Arranged marriages in Asia and wherever they are practiced are simple and direct methods of ensuring the purity/chastity of religion, castes, groups and sub-groups. In India too Hindu fundamentalists, like their counterparts across religious groups and cultures, oppose the exercising of women's choice in sexual partners because women's sexuality has to be restricted. The self-esteem of women is intentionally curtailed and men automatically become the upholders and protectors of their honor while women have very limited or no agency on such matters. And this is most clearly evidenced in violence between communities. Sexual violence is one of the most potent ways of damaging the fabric — as happened during the partition of a colonial India into India and Pakistan in 1947. The extent and nature of the violence in particular upon the women on either side remains unparalleled. While the two countries continue to talk about the POWs of the various wars they have engaged in, fishermen and farmers arrested from no-man's land are released periodically as goodwill gestures, the stories of women abducted, lost, displaced, eventually found and again rejected have remained largely undocumented.

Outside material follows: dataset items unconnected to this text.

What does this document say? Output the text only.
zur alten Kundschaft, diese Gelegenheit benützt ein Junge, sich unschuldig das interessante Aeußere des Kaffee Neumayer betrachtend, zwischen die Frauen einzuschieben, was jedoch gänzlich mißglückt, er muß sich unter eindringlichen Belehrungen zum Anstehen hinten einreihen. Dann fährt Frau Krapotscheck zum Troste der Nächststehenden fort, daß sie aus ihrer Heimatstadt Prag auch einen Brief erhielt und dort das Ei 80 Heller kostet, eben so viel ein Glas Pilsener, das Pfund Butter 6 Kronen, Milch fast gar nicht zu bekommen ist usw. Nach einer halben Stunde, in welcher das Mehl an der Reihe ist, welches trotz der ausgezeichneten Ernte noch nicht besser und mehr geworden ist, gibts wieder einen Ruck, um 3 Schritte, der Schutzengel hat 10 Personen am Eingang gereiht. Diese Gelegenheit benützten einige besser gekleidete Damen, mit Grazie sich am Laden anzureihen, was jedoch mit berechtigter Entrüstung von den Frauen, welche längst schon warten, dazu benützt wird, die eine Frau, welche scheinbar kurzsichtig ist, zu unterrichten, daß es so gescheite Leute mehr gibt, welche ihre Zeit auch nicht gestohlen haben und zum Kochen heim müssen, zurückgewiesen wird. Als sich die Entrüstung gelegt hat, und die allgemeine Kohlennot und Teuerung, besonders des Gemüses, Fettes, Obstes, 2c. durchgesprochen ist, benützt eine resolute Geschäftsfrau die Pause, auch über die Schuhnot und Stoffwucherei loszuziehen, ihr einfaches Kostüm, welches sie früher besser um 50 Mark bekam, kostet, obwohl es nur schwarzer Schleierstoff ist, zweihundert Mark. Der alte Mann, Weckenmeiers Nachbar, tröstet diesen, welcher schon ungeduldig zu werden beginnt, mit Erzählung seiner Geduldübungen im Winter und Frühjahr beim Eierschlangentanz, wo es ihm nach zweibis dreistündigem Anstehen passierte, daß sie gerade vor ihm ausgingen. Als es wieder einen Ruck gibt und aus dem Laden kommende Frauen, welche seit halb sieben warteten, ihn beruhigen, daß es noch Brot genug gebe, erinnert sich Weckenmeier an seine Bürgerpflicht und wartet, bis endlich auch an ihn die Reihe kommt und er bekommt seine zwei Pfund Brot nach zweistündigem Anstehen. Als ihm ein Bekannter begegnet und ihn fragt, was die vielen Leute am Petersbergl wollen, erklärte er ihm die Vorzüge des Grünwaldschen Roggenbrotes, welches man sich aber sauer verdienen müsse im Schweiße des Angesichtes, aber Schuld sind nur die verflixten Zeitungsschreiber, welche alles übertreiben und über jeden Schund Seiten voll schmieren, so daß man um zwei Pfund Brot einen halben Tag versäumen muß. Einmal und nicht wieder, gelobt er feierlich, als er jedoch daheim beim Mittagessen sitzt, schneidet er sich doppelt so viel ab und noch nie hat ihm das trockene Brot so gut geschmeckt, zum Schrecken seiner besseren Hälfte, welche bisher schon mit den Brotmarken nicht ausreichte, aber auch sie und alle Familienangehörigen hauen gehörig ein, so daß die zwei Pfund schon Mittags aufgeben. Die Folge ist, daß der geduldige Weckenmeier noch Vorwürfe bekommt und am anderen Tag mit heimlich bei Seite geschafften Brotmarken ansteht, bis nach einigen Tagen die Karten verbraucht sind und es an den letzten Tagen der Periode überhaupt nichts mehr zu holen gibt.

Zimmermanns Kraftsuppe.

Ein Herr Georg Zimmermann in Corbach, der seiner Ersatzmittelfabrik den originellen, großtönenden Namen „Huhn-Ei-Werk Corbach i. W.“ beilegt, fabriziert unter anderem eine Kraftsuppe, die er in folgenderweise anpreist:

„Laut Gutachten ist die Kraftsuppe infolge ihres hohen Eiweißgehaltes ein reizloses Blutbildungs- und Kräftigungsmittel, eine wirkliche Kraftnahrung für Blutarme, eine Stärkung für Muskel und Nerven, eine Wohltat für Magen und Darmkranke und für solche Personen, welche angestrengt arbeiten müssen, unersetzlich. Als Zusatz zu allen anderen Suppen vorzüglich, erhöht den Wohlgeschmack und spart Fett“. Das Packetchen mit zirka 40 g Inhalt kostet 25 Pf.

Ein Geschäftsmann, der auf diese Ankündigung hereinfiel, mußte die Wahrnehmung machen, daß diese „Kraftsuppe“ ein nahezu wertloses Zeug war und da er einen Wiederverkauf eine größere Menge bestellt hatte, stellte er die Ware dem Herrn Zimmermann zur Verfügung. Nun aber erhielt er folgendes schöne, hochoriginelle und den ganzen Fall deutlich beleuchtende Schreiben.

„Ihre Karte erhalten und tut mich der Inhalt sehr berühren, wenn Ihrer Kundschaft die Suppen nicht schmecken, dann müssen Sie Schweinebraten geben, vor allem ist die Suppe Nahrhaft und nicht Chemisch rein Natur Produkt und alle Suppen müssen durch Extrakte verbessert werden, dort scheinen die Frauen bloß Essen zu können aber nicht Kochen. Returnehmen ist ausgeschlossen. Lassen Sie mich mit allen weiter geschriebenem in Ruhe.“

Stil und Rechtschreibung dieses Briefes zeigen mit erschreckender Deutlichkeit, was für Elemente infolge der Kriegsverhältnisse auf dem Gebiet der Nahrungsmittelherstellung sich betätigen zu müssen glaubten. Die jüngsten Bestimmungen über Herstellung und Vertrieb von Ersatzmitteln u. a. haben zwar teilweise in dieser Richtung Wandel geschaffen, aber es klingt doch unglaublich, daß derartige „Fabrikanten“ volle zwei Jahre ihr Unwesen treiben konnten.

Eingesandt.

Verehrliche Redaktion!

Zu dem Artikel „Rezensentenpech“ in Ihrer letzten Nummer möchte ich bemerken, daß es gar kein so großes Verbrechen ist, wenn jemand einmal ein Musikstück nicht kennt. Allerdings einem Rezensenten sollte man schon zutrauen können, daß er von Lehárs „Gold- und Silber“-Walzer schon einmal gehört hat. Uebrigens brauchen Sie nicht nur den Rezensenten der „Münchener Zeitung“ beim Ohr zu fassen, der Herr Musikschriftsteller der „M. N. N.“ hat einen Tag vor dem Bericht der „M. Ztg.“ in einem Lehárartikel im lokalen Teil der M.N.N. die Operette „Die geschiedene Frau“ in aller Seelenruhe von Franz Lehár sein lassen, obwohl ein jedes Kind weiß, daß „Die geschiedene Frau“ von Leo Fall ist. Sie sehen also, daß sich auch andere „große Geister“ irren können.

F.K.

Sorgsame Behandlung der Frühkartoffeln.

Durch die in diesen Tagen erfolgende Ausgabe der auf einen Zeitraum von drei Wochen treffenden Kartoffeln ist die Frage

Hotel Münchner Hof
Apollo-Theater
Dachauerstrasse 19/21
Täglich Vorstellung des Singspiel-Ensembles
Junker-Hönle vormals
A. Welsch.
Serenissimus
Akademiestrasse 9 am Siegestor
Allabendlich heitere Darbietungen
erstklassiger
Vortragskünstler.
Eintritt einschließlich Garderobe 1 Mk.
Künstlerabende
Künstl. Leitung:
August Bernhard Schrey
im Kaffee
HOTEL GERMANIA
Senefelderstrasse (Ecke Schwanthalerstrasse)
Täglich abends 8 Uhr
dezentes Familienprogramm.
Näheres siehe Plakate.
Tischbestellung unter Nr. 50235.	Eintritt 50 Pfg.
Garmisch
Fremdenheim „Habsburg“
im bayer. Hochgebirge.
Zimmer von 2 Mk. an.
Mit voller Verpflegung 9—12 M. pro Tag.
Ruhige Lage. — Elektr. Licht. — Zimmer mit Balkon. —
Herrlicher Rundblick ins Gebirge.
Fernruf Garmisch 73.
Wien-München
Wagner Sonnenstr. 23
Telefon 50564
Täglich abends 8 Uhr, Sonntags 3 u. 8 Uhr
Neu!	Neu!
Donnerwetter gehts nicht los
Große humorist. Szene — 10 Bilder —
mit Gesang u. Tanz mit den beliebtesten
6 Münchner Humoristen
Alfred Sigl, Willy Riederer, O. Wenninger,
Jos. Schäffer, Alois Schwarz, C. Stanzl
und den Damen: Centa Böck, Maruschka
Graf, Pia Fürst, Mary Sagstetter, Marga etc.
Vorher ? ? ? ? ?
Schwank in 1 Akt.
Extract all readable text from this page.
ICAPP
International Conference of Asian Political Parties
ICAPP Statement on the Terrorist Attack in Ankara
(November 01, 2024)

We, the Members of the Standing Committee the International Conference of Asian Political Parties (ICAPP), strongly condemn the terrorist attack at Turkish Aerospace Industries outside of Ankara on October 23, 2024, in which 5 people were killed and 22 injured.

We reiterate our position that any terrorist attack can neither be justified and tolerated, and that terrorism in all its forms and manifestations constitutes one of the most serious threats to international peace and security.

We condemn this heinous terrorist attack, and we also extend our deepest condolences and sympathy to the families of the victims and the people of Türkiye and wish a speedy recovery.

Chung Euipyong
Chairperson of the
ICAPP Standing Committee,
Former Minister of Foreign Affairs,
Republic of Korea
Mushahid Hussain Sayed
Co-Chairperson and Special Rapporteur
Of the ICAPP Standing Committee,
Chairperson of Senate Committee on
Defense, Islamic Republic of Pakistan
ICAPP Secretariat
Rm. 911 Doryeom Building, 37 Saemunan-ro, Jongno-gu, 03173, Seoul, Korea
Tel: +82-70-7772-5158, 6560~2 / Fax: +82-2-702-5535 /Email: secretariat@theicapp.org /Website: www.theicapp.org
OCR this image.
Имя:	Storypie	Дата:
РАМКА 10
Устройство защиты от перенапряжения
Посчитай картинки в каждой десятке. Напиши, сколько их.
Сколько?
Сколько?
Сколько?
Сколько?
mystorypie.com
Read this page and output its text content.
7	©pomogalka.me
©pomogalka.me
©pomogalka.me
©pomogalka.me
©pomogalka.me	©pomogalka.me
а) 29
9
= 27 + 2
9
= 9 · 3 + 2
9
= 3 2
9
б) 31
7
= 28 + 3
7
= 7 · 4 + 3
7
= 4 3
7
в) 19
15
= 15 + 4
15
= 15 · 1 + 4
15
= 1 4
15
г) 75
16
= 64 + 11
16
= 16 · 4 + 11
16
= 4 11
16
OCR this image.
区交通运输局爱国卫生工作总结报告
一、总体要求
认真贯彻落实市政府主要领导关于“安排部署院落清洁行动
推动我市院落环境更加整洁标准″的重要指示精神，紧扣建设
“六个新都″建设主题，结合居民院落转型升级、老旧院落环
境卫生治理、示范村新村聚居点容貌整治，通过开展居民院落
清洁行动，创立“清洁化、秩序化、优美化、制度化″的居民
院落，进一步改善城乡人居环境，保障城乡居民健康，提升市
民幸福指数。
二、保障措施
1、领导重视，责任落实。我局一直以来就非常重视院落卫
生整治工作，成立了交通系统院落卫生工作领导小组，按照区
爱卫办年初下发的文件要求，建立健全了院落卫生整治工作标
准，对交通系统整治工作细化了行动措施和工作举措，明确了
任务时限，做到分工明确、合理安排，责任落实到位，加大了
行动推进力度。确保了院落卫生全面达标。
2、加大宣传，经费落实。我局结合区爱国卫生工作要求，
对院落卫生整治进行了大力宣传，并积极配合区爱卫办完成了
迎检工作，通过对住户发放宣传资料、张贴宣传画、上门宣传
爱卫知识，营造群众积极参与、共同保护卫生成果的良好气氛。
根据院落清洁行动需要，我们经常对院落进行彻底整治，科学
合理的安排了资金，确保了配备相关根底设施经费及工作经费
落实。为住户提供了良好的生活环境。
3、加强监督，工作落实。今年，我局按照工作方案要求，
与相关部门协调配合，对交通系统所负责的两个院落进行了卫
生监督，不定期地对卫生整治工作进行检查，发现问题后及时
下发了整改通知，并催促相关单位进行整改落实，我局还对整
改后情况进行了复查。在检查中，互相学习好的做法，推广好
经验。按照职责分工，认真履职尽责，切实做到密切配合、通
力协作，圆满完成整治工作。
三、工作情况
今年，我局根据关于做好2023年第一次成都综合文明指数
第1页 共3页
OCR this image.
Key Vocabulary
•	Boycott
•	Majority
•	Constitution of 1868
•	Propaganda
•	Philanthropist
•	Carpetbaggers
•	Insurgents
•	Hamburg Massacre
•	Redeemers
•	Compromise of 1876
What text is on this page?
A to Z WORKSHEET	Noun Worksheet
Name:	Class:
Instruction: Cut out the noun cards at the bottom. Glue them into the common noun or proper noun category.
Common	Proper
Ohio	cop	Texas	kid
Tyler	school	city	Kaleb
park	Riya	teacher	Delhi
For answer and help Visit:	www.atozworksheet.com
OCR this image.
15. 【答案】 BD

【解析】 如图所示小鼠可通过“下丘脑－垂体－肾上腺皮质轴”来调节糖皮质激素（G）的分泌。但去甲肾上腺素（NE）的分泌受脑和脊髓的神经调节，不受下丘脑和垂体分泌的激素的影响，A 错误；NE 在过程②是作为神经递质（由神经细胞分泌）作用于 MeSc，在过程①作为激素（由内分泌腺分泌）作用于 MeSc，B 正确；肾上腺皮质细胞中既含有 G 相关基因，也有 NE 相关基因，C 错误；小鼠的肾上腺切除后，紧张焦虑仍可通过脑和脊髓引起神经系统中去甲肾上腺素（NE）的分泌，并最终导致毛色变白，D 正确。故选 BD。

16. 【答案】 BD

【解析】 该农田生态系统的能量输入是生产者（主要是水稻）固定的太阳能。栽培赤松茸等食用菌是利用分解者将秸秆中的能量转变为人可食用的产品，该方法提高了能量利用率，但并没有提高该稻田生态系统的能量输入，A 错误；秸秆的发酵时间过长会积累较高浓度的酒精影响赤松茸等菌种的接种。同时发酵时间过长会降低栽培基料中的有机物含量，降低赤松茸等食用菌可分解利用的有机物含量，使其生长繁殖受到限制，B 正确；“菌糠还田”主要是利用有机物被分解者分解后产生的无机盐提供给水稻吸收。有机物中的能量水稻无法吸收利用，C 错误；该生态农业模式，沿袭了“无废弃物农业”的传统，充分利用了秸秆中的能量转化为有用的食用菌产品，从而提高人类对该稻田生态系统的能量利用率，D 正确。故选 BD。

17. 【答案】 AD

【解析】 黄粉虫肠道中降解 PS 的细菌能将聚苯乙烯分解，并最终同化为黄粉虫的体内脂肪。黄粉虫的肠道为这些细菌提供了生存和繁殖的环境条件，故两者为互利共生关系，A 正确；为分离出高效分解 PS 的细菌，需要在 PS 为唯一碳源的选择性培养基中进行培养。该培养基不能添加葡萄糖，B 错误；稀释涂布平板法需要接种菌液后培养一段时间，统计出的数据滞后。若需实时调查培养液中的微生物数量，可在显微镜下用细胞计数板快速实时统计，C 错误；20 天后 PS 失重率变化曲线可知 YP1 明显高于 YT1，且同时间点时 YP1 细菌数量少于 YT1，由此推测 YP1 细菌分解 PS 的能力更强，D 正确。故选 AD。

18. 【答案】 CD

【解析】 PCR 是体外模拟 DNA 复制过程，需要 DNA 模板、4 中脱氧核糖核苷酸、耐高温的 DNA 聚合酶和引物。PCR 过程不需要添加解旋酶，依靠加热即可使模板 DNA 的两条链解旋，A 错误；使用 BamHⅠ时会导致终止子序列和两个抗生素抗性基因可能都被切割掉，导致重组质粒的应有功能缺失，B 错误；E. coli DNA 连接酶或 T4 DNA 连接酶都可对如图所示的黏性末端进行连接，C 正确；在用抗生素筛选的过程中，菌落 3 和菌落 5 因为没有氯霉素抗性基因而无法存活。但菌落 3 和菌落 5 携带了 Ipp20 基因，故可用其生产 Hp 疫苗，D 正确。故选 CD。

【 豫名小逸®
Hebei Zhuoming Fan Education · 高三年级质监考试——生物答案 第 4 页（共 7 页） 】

And external conflict only leads to increased violence inside the "secure" walls of their homes and the personal liberty of women is the first to be compromised. This is a phenomenon that is becoming increasingly evident in Afghan civil society as well with boys as young as fourteen being the perpetrators of violence against their older brides. Unfortunately, the 4thAPCRSH seemed to be under-represented in terms of addressing the situation in Afghanistan and especially in the context of religious fundamentalisms this was particularly evident. Afghan women in the past decade have been the victims of one of the most retrograde interpretations of the sharia laws that pushed them from hospitals, clinics and universities into the backrooms of their homes shrouded under their burqas. And so clinical and brutal was the coercion that even after the Taliban are no longer in power the burqas have stayed on as a security blanket. The civil wars prior to the advent of the Taliban were no better with the most heinous crimes committed against the women of rival groups and tribes during the struggle for acquisition for power. Today the very men who ought to be tried for war crimes – the warlords – occupy key positions in the parliament and the most prominent bill they intend to have passed is amnesty against any trial for their past war crimes. These are the men who are going to deliberate on policies on the many widowed, all war weary women and young children of Afghanistan who continue to witness a war of another kind with the continued insurgency in the country. The APCRSH would really have been an important forum to discuss the condition of these women and the region has to be more proactively engaged in the condition of the Afghan women. Afghan women at an average bear seven children in their lifetime leading a life devoted to domestic housework and child-rearing rarely exposed to arenas for employment. And one Afghan woman dies in childbirth every 30 minutes with one in five children never making it to their fifth birthday.

While even the term fundamentalism needs to be changed for many by virtue of its underlying tendency to focus on fundamentalist Islam, in more recent years the important issue, as voiced by many young voices at the conference, was the need to reclaim religion from the "fundamentalists" if any real strides in the sexual and reproductive health and rights of women have to be made.